We spent the night in Goulburn as I wanted to do some research around the area on Tuesday. We visited St Saviour’s church in Goulburn as the rain started to come down. It was the first day of their major heritage renovation but everyone was very friendly there. There are volunteers to assist you. It was built in the 1870s on the site of the first church that was commenced in 1839. All that remains of the original church is some brick floor and a painting.
Next I went to the Goulburn library to look at their history section where a very helpful man assisted me. It was interesting to see some of the local history books and learn about Terence Aubrey Murray. I’ve since been able to buy a reprint of the book about him by Gwendoline Wilson. It was still raining as we drove to Gunning for lunch. It’s always a good stop for lunch or a coffee if you haven’t stopped at Jugiong at the Long Track Pantry. The Gunning library was open from 2 to 5pm so I went in and spoke to Ros who has created a local historical section, however she lamented that many of their local history items were held at Goulburn.

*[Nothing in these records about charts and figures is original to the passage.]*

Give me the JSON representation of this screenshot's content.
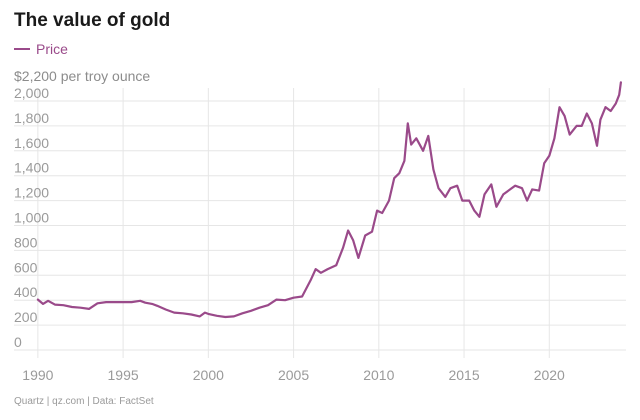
{
  "header": {
    "title": "The value of gold",
    "legend_label": "Price",
    "unit_label": "$2,200 per troy ounce",
    "source": "Quartz | qz.com | Data: FactSet"
  },
  "colors": {
    "series": "#9a4a8a",
    "grid": "#e6e6e6",
    "tick": "#9a9a9a"
  },
  "chart_data": {
    "type": "line",
    "title": "The value of gold",
    "ylabel": "$2,200 per troy ounce",
    "xlim": [
      1988.6,
      2024.5
    ],
    "ylim": [
      0,
      2200
    ],
    "x_ticks": [
      1990,
      1995,
      2000,
      2005,
      2010,
      2015,
      2020
    ],
    "y_ticks": [
      0,
      200,
      400,
      600,
      800,
      1000,
      1200,
      1400,
      1600,
      1800,
      2000
    ],
    "y_tick_labels": [
      "0",
      "200",
      "400",
      "600",
      "800",
      "1,000",
      "1,200",
      "1,400",
      "1,600",
      "1,800",
      "2,000"
    ],
    "grid": true,
    "legend": "top-left",
    "series": [
      {
        "name": "Price",
        "color": "#9a4a8a",
        "x": [
          1990.0,
          1990.3,
          1990.6,
          1991.0,
          1991.5,
          1992.0,
          1992.5,
          1993.0,
          1993.5,
          1994.0,
          1994.5,
          1995.0,
          1995.5,
          1996.0,
          1996.3,
          1996.7,
          1997.0,
          1997.5,
          1998.0,
          1998.5,
          1999.0,
          1999.5,
          1999.8,
          2000.0,
          2000.5,
          2001.0,
          2001.5,
          2002.0,
          2002.5,
          2003.0,
          2003.5,
          2004.0,
          2004.5,
          2005.0,
          2005.5,
          2006.0,
          2006.3,
          2006.6,
          2007.0,
          2007.5,
          2007.9,
          2008.2,
          2008.5,
          2008.8,
          2009.2,
          2009.6,
          2009.9,
          2010.2,
          2010.6,
          2010.9,
          2011.2,
          2011.5,
          2011.7,
          2011.9,
          2012.2,
          2012.6,
          2012.9,
          2013.2,
          2013.5,
          2013.9,
          2014.2,
          2014.6,
          2014.9,
          2015.3,
          2015.6,
          2015.9,
          2016.2,
          2016.6,
          2016.9,
          2017.3,
          2017.7,
          2018.0,
          2018.4,
          2018.7,
          2019.0,
          2019.4,
          2019.7,
          2020.0,
          2020.3,
          2020.6,
          2020.9,
          2021.2,
          2021.6,
          2021.9,
          2022.2,
          2022.5,
          2022.8,
          2023.0,
          2023.3,
          2023.6,
          2023.9,
          2024.1,
          2024.2
        ],
        "values": [
          405,
          370,
          395,
          365,
          360,
          345,
          340,
          330,
          375,
          385,
          385,
          385,
          385,
          395,
          380,
          370,
          355,
          325,
          300,
          295,
          285,
          270,
          300,
          290,
          275,
          265,
          270,
          295,
          315,
          340,
          360,
          405,
          400,
          420,
          430,
          560,
          650,
          620,
          650,
          680,
          820,
          960,
          880,
          740,
          920,
          950,
          1120,
          1100,
          1200,
          1380,
          1420,
          1520,
          1820,
          1650,
          1700,
          1600,
          1720,
          1450,
          1300,
          1230,
          1300,
          1320,
          1200,
          1200,
          1120,
          1070,
          1250,
          1330,
          1150,
          1250,
          1290,
          1320,
          1300,
          1200,
          1290,
          1280,
          1500,
          1560,
          1700,
          1950,
          1880,
          1730,
          1800,
          1800,
          1900,
          1820,
          1640,
          1850,
          1950,
          1920,
          1980,
          2050,
          2150
        ]
      }
    ]
  }
}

Then on to Yass where I visited the Yass Historical Society. I was able to date two photos I have by William Fearne to October 1866. They were very helpful. I met Cheryl who was fantastic sending me an email with some research she’d done for me overnight. I was enquiring about soldiers in the 1840s around Lake George and Goulburn. They didn’t have any information but she did tell me about the Towrang convict stockade just outside Goulburn but probably too far for someone living at Lake George.
Finally on to Canberra. On Wednesday I visited HAGSOC (Heraldry & Genealogy Society of Canberra) to see if they had any records of the early soldiers. Barbara was excellent and showed me Brigadier Austin’s chart showing the regiments that were in Australia during each year. Very helpful. From there I visited the Canberra Historical Society where I was able to buy the book on Terence Aubrey Murray and also Colonial Women. Next stop was the National Library for lunch and to see what records they held on the early soldiers. The pay lists from the English regiments were filmed as part of the Australian Joint Copying Project (AJCP) and are a record of all the soldiers in the regiments. The reels are arranged in regiments over time so quite easy to use. They include details of desertion, transfer, pay docked etc.
On Wednesday evening we went to the daily last post ceremony at the war memorial. It was dedicated to the men lost on the Sydney in World War II and a Vietnam Veterans tribute. There were a number of school children there who laid wreathes in pairs. It’s always a moving ceremony.
Another trip to the library on Thursday to spend some more hours going through the reels to ascertain when men joined and left their regiments. A really interesting archive.
Then back to the war memorial on Thursday night for the opening ceremony of Congress 2015 held under G for George in Anzac Hall. It was a good night catching up with old friends and making new ones.